La poesia non conclude, e questa è forse la nuova dimensione poetica pardiniana- la consapevolezza melanconica di aver perso le sicurezze e le speranze giovanili.
La poesia non conclude, e questa è forse la nuova dimensione poetica pardiniana- la consapevolezza melanconica di aver perso le sicurezze e le speranze giovanili.
Non
può: sta al lettore cercarne il messaggio con rispetto e sospensione d’animo
(“ora è la voglia d’altro/ che mi riporta a un fiume/ e mi trascina ignoto
verso il mare”). È la ricerca del senso ultimo, senza sovrapposizioni né
enfasi, che ritorna più volte in questa raccolta poetica.
C’è in
quella barca, che chiude la seconda parte, “barca
che s’inarca al mare” tutta la forza solitaria e metaforica della
malinconia. C’è in nuce un saggio della sapienza poetica di Pardini.
Gli
aggettivi traducono “in crescendo” lo stato d’animo: remi stenti, mari indifferenti, carni deboli e insicure, rocce scure,
onde pellegrine… Musica, sinfonia.
Si diceva un tempo che la malinconia era l’accidia: un
torpore, un'assenza, una disperazione senza scampo, acuita dalla solitudine,
che produce mutismo, anzi «afonia spirituale»; quella che Marsilio Ficino
indicava come perdita eccessiva dello spirito sottile. La voce dell'anima che
non parla più. Ma per fortuna i poeti ci insegnano che non è così devastante né
catastrofica.
N. Pardini
ce lo comunica con il susseguirsi metaforico inquietante e contemporaneamente
affascinante: la barca –disfatta- che
s’inarca è in balìa del vento, azzarda fughe,vola, cerca un porto certo,
introvabile, un faro, un volo…e si
pente. Ritorna. Un Giano bifronte.
Per
cogliere quei malinconici doni poetici sono necessari due ingredienti, il talento,
se non il genio, e la sincerità senza alcun orpello narcisistico, l'amor del
profondo, dello scavo, l’autenticità. E la padronanza della forma poetica.
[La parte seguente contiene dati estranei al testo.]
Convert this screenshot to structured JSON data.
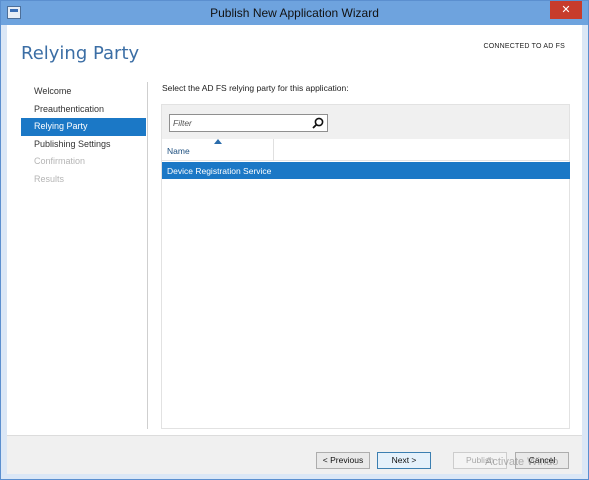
{
  "window": {
    "title": "Publish New Application Wizard",
    "close_glyph": "✕"
  },
  "header": {
    "title": "Relying Party",
    "connection_status": "CONNECTED TO AD FS"
  },
  "nav": {
    "items": [
      {
        "label": "Welcome",
        "state": "normal"
      },
      {
        "label": "Preauthentication",
        "state": "normal"
      },
      {
        "label": "Relying Party",
        "state": "active"
      },
      {
        "label": "Publishing Settings",
        "state": "normal"
      },
      {
        "label": "Confirmation",
        "state": "disabled"
      },
      {
        "label": "Results",
        "state": "disabled"
      }
    ]
  },
  "main": {
    "instruction": "Select the AD FS relying party for this application:",
    "filter": {
      "placeholder": "Filter",
      "value": ""
    },
    "columns": [
      {
        "label": "Name",
        "sort": "ascending"
      }
    ],
    "rows": [
      {
        "name": "Device Registration Service",
        "selected": true
      }
    ]
  },
  "buttons": {
    "previous": "< Previous",
    "next": "Next >",
    "publish": "Publish",
    "cancel": "Cancel"
  },
  "watermark": "Activate Windo",
  "colors": {
    "title_bar": "#6ea3de",
    "accent": "#1b78c6",
    "header_text": "#3b6ea5",
    "close_button": "#c73c2c"
  },
  "icons": {
    "app": "wizard-app-icon",
    "close": "close-icon",
    "search": "search-icon",
    "sort": "sort-ascending-icon"
  }
}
Toccano dolorosamente le radici del nostro essere,
fino a farci avvertire un vuoto “
metafisico”. Il baratro ci attrae mentre ci fa paura. Come se la storia avesse
perso la voce.
Clio,
colei che un tempo suonava la lira e cantava le gesta dei grandi, alla quale la
Musa pardiniana si affidava, è diventata
debole, come la più sciocca delle vecchie…
La tristezza sa aprire squarci che permettono
di guardarsi dentro da una prospettiva nuova. Rende consapevoli. Dunque umani.
Anche questo è un regalo delle Muse: ci fa
capaci di avventurarci nell’ignoto: con un più di poesia, di essere, di
quiete.
Del
resto il Poeta ne è ben consapevole: Chissà per quali mete…..
Spentisi
i girasoli, ammorbiditisi
i colori della mia campagna
resta
un canto che accompagna
i
rintocchi di una campana funebre.
Questo
rimane di un’intera stagione:
un
suono lento e peso
che
rinnova un trasporto;
seccumi
senza scricchi
per
assenza si sole;
viti
disabitate;
uccelli
che svolazzano nel vuoto,
immemori
di nidi.
E lo
riconferma nella terza parte, il suo Canzoniere pagano, che sembra
aprire a una poesia nuova, ancora
fremente, ma senza più illusioni, facili slanci lirici ed entusiasmi, pur
consapevole del suo lungo armonioso canto, dei regali della sua generosa
Musa: poesia sobria, limata, scura,
essenziale, tutta cose, potentemente commuovente, come quella “ casa del colle biondo dove si guardava/
dalla finestra sulla sua cimasa/ cesellarsi la luna…” o quella “zappa appesa al
filo del vitigno/ incolto e abbandonato…”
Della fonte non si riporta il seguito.